The Global Financial System

The global financial system is complex but some things are easy to grasp. First, it’s deliberately opaque. Ownership of many central banks isn’t a matter of public knowledge. Most people don’t even understand that these institutions aren’t organs of national governments as their names imply.

When Americans hear “federal reserve” they think federal government and when they see the chairman on the news at a congressional hearing, they assume this is the same thing as when government officials and military officers are browbeaten by the legislators holding the purse strings. It’s not.

Totally in charge, just like they programmed the Apollo moon mission.

However, one can easily comprehend that if a private, secretive, and unaccountable cartel is in control of the money supply, it can rip everybody else off and acquire anything. That’s why mainstream media and academia, along with nearly all elected officials, never bring this up. Just like every other asset of influence, they’re under the ownership of those who control the money. When it’s all for sale, controlling the money gives you everything. Everything works to keep you in control of the money. It’s obvious why something so obvious isn’t a topic for respectable discourse.

He was one of the only ones, and written off as a backwoods crackpot.

That’s not such a good deal for the rest of us, so if the general public is made aware, they get pissed and action is taken. This has happened in both the United States and Europe. If your curiosity is piqued, perhaps a cursory introduction could start with reading into the presidency of Andrew Jackson and the career of a former German Army corporal.

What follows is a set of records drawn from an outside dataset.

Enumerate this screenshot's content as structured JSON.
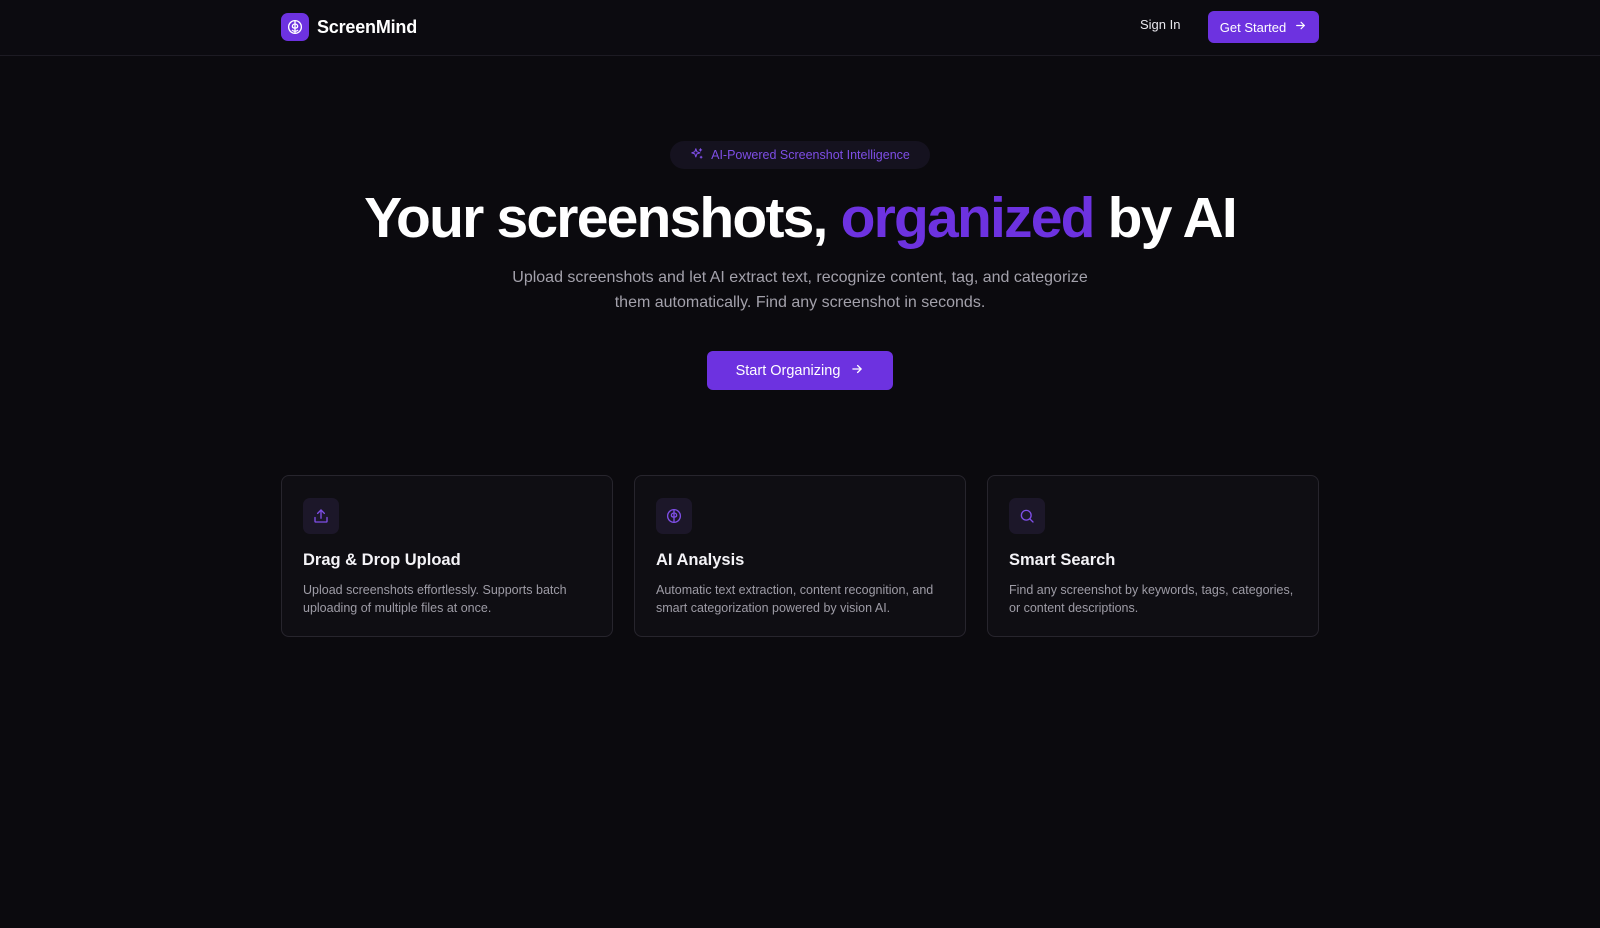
{
  "colors": {
    "background": "#0b0a0e",
    "accent": "#6d32e0",
    "card_border": "#27252d",
    "muted_text": "#a3a1ab"
  },
  "header": {
    "brand_name": "ScreenMind",
    "brand_icon": "brain-icon",
    "sign_in_label": "Sign In",
    "get_started_label": "Get Started",
    "get_started_icon": "arrow-right-icon"
  },
  "hero": {
    "badge_icon": "sparkles-icon",
    "badge_text": "AI-Powered Screenshot Intelligence",
    "title_before": "Your screenshots,",
    "title_accent": "organized",
    "title_after": "by AI",
    "subtitle": "Upload screenshots and let AI extract text, recognize content, tag, and categorize them automatically. Find any screenshot in seconds.",
    "cta_label": "Start Organizing",
    "cta_icon": "arrow-right-icon"
  },
  "features": [
    {
      "icon": "upload-icon",
      "title": "Drag & Drop Upload",
      "description": "Upload screenshots effortlessly. Supports batch uploading of multiple files at once."
    },
    {
      "icon": "brain-icon",
      "title": "AI Analysis",
      "description": "Automatic text extraction, content recognition, and smart categorization powered by vision AI."
    },
    {
      "icon": "search-icon",
      "title": "Smart Search",
      "description": "Find any screenshot by keywords, tags, categories, or content descriptions."
    }
  ]
}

Second, the system is marketed as providing stability so that we don’t suffer from a catastrophic crisis. We keep going from one to the next, demonstrating repeatedly that this was a canard to sell the imposition of a swindle that the public would never accept if the truth was made plain. Unlike asteroid impacts, financial catastrophes are subjective events. In 2008, things went fine for most big banks while it was the end for many smaller businesses.

Third, the system is based on debt and thus requires perpetual expansion to avoid implosion. Concordantly, we live on a finite planet with an energy supply that is growing more expensive and a population of intelligent, net-contributor humans that is shrinking.

The largest demographic segment of both Europeans and East Asians is currently exiting the workforce and becoming a burden on balance sheets. The generations behind them are progressively smaller. The introduction of the vax is when the contractions became truly frightening. In other words, the system is fundamentally unsustainable regardless of everything else discussed in the previous paragraphs.

Fourth, China and Russia are now at existential odds with it because they’ve realized no accommodation can be reached. They’re luring pivotal nations such as Iran, Saudi Arabia, and India into their orbit. They have the world’s largest economy, resource base, and military industrial complex with which to assert themselves. Moreover, they’re able to do whatever they determine to be in their interests rather than being constrained by Zionist projects.

They’re outspoken that this system seeks their destruction due to their sovereignty in addition to the usual grievances about getting ripped off. Both Putin and senior Chinese officials have made it clear that because the system is unsustainable, plunder is a tool of its survival. They’ve vowed to never be plundered again (the aforementioned corporal expressed similar sentiments).

In considering this matter, it helps to keep in mind the Triffin Dilemma experienced by the U.S. Since the dollar is the global reserve currency, large trade deficits must be run in order to supply the rest of the world with sufficient dollars to facilitate trade.

What they seem to be angling for is not to replace the dollar, but rather to divorce themselves from the West and bring as many other non-Western countries as possible into their new order. Look up the Belt & Road Initiative (BRI) and the Shanghai Cooperation Organization (SCO) for details on how that would work.

In summary, we don’t have an honest accounting of all the variables and objectives of the global financial system. That’s on purpose. However, we can see that it wasn’t established for the benefit of more than 99% of humanity and it isn’t sustainable. Moreover, it’s entering into a period of confrontation with an emerging rival just as the latest crisis seems to be getting underway. Therefore, it’s reasonable to expect serious trouble ahead. The details remain to be seen.